The noir look and atmosphere of ennui are inescapable. Watch the strings of streetlights come on at dusk. Dim, homely jewels casting spokes of shadow around skittering taxis and El Dorados rumbling off into the darkness of Boyle Heights.

We also know what is beneath any bridge without looking — the adobe, the sand, the nameless artifacts, seismic swellings, imperceptible slither and ooze, grit, grime and various household objects. Climb down to the L.A. River, near the Glendale Narrows. Perfumed with auto exhaust, spandrels appear looming, monstrous, with terrifying shadows. Oceans of concrete were poured and calcified here, looking vaguely anthropomorphic. The river bottom slick in its carpet of slime. The gray-green, scented plasma of the river.

Formerly the Buena Vista Viaduct, the North Broadway Viaduct was once the far end of Buena Vista Street, nee Calle de Eternidad, just north of a vanished cemetery in present-day Chinatown. A good place to stand is above the old irrigation ditch, the Zanja Madre, buried somewhere beneath the glistening green of the Cornfield. This is one of the truly hallucinatory spots of L.A. You can see the North Broadway Bridge a quarter mile off, where the river turns and heads downtown. Approaching the bridge you notice that its light standards are topped with a black fuzz of pigeon spikes like iron hair. The bridge is so glaring and arid, and longer than you thought, that halfway across you think you’re starting to disappear.

Off in the middle distance, Lincoln Heights is colored exactly like Dragnet reruns or old color snapshots — everything pale blue and raw umber, or a mixture of both.

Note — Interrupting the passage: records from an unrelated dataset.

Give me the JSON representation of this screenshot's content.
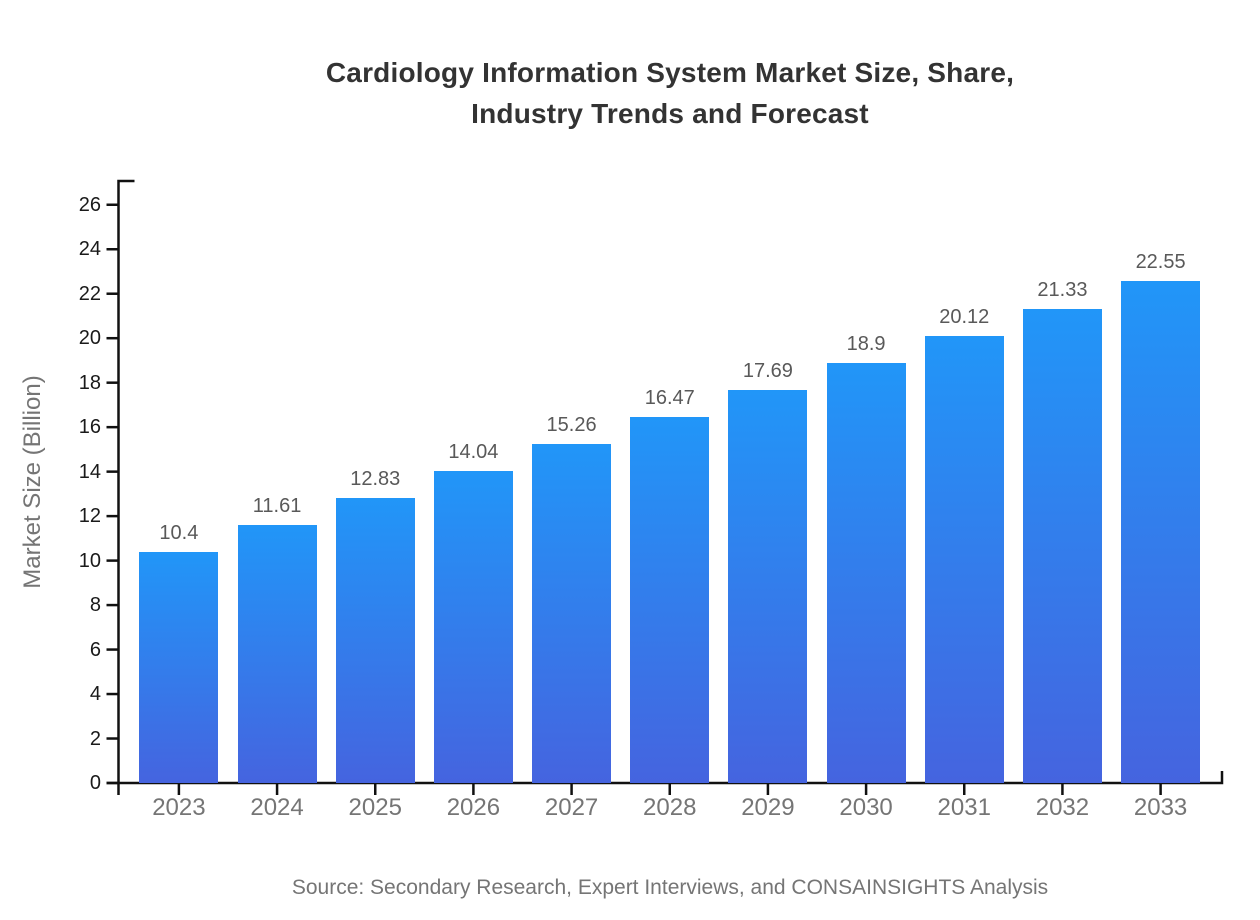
{
  "title": {
    "line1": "Cardiology Information System Market Size, Share,",
    "line2": "Industry Trends and Forecast"
  },
  "chart_data": {
    "type": "bar",
    "title": "Cardiology Information System Market Size, Share, Industry Trends and Forecast",
    "categories": [
      "2023",
      "2024",
      "2025",
      "2026",
      "2027",
      "2028",
      "2029",
      "2030",
      "2031",
      "2032",
      "2033"
    ],
    "values": [
      10.4,
      11.61,
      12.83,
      14.04,
      15.26,
      16.47,
      17.69,
      18.9,
      20.12,
      21.33,
      22.55
    ],
    "value_labels": [
      "10.4",
      "11.61",
      "12.83",
      "14.04",
      "15.26",
      "16.47",
      "17.69",
      "18.9",
      "20.12",
      "21.33",
      "22.55"
    ],
    "xlabel": "",
    "ylabel": "Market Size (Billion)",
    "ylim": [
      0,
      26
    ],
    "ytick_step": 2,
    "grid": false,
    "legend": null,
    "bar_gradient": {
      "top": "#2196f8",
      "bottom": "#4564df"
    }
  },
  "source_note": "Source: Secondary Research, Expert Interviews, and CONSAINSIGHTS Analysis",
  "colors": {
    "title_text": "#333333",
    "axis_line": "#111111",
    "y_tick_label": "#1a1a1a",
    "x_tick_label": "#757575",
    "value_label": "#595959",
    "muted_text": "#757575"
  }
}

Seen from the train, the bridge displays its ornamental, empty balconies; complete the crossing and it is merely an abject slump anchored by a sort of cairn of trash. The sense of disappearance is complete.

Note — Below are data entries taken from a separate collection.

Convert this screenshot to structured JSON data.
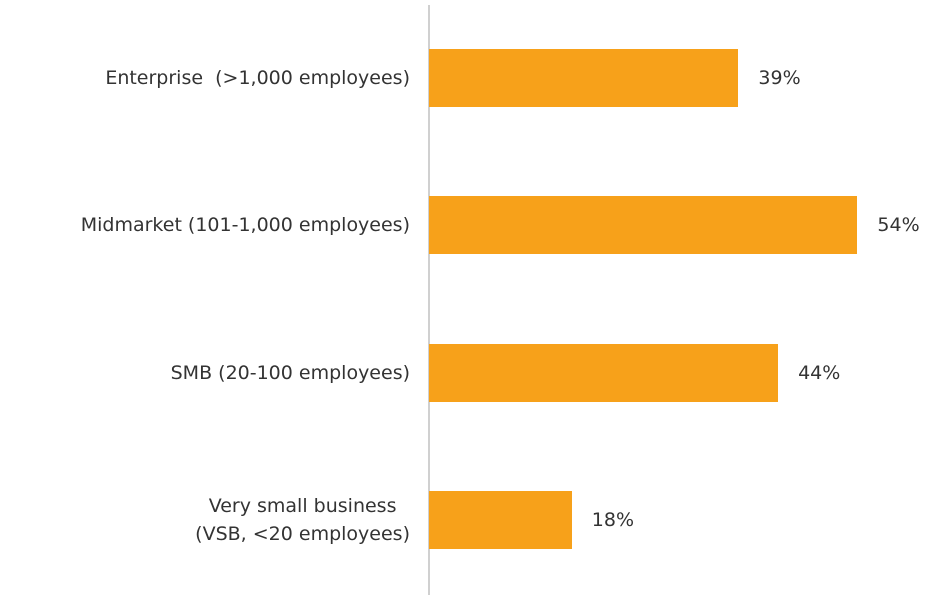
{
  "chart_data": {
    "type": "bar",
    "orientation": "horizontal",
    "categories": [
      "Enterprise  (>1,000 employees)",
      "Midmarket (101-1,000 employees)",
      "SMB (20-100 employees)",
      "Very small business\n(VSB, <20 employees)"
    ],
    "values": [
      39,
      54,
      44,
      18
    ],
    "value_labels": [
      "39%",
      "54%",
      "44%",
      "18%"
    ],
    "color": "#f7a11a",
    "xlim": [
      0,
      60
    ]
  }
}
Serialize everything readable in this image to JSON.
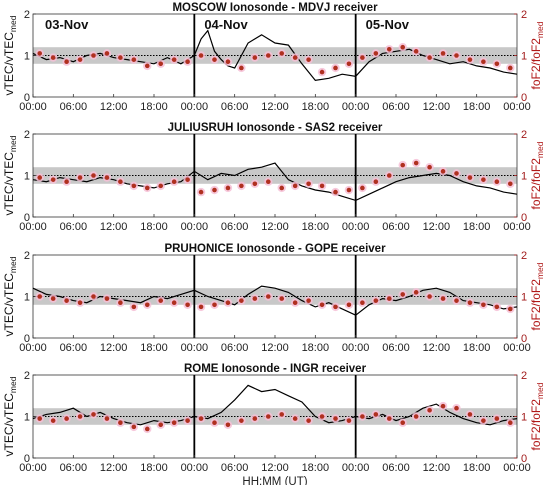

The Franklin Avenue Bridge. The famously fairy-tale entrance to Silver Lake’s back yard, commonly called the Shakespeare Bridge, seems to lead right to Disney’s Snow White cottages and the canyons where the clever elves live. Gothic turrets punctuate the all-too-short ride above the gorge, an active fault that routinely lowers property values with its movements. One keeps one’s hands inside the vehicle at all times.

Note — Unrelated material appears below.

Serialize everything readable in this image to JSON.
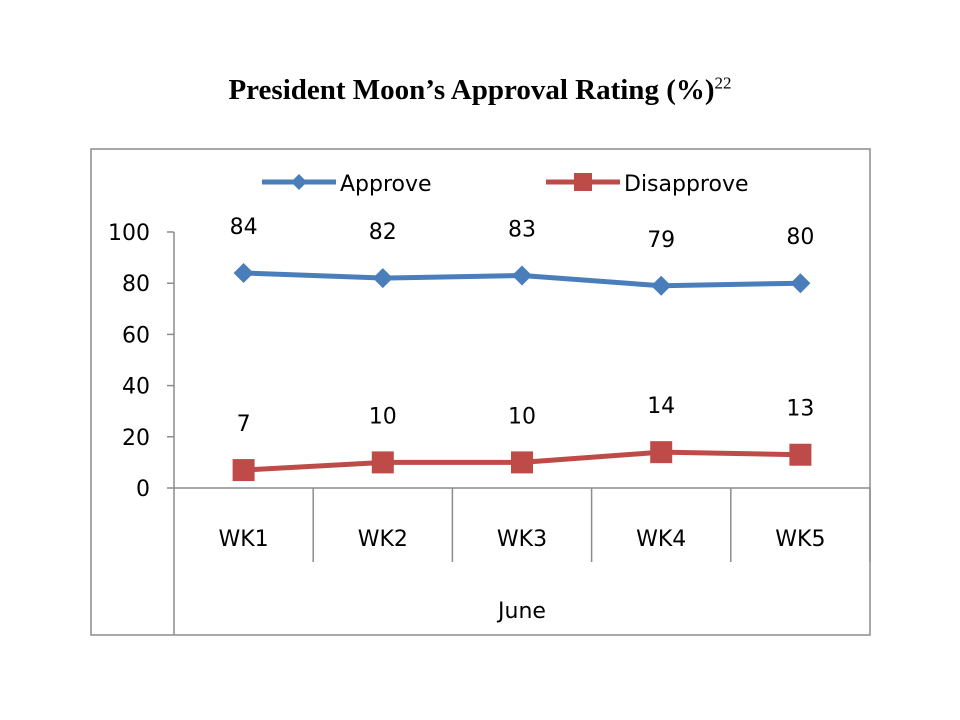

The Glendale-Hyperion Viaduct. A graceful curve that swoops out from the Silver Lake Hills and descends into Atwater Village, glimpses of Forest Lawn and the Verdugo Hills beyond. With its cunning tangle of connector viaducts underneath, it is uniquely beautiful, placid and airy. “1917 Victory Memorial 1918,” reads the commemorative facade, which, up close, looks like a queer old cemetery monument. Great architecture for the Great War.

Travel east to Pasadena, where the Colorado Street Bridge arches its back over the mysterious Arroyo Seco. Another elegant S-curve that begs you to cross it. Spectacular arches rise 150 feet from the canyon floor. Its sheer beauty is weighted with the dusty memories of suicide, giving it its sardonic nickname, Suicide Bridge. Hike down to the massive footings and you will find recently uncovered trails and steps made from river rock. Paths lead north and south to faraway historic canyons and landmarks. That feeling of tinyness again.

The last small secret bridge hides above the prettiest unpaved part of the Los Angeles River, in the Glendale Narrows. The Sunnynook Footbridge can be found by walking behind the Griffith Recreation Center’s tennis courts. Follow the dirt path, cross the cage-like bridge over the Golden State Freeway and there it is: A narrow open structure supported by huge wooden pilings where you can gaze down at thick river grasses, trees, boulders and swirling water. Hundreds of bird species and various other creatures throng this, the most vital stretch of our river.